The emphasis on implementing reforms and “unfinished work”, which has been one if not the central issue since the launch of the EHEA in 2010 has been enhanced : 

  • Full compliance with the Lisbon Recognition Convention (LRC) is stated, and one could add as in every previous Communiqué, but there is also a commitment to “ ‘automatic recognition’ of qualifications at the same level”. This has been mentioned for the first time in the 2012 Bucharest Communique, proposed by the European Commission and has resulted into a Pathfinder Group on the issue. The report proposes a more consequent and diligent application of the LRC at national and institutional levels, and also points to some European regional (plurilateral) initiatives for automatic recognition. What exactly this is going to entail in practice, is still to be determined.
  • The Communique is much also much more explicit than in the past regarding staggering implementation of reforms: “Non-implementation in some countries undermines the functioning and credibility of the whole EHEA”. As Bologna remains in essence a voluntary process, and implementation is subject to national suzerainty, it will be interesting to see how this will be followed up. 
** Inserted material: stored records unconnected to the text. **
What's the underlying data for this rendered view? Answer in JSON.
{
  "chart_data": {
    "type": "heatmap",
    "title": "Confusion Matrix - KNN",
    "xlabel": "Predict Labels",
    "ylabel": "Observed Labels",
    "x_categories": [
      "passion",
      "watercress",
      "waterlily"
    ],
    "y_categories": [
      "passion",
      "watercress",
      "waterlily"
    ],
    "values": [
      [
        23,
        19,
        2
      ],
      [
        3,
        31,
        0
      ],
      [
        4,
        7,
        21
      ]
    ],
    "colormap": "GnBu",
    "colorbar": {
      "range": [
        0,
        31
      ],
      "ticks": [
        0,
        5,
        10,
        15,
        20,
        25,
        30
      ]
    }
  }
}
Some new commitments have been made, others have been renewed:

  • A focus on innovation in teaching in learning and using digital technologies and ICT has been announced, and also a commitment to explore these in close collaboration with stakeholders.
  • Short cycle qualifications (resulting from undergraduate study programmes, which are shorter than a Bachelor) will become part of the overarching framework of qualifications for the European Higher Education Area (QF-EHEA). This does not mean that all countries will have short cycle programmes, but all countries will recognise them.
  • a group of volunteering countries and organizations will be established to facilitate “professional recognition”; note that recognition of professional qualifications has been perceived as a complex issues already within the EU.
  • Ministers also subscribed to that higher education institutions could use a EQAR registered agency for their external quality assurance process. This has been mentioned before, but is now worded in a more explicit fashion, though what is a “suitable agency” and what “respecting the national arrangements for the decision making on QA outcomes” is up for interpretation.

In 2010, it has been decided to continue the Bologna Process up to 2020. The 2018 Bologna Meeting is going to take place in France, which provides the Bologna Secretariat for this period.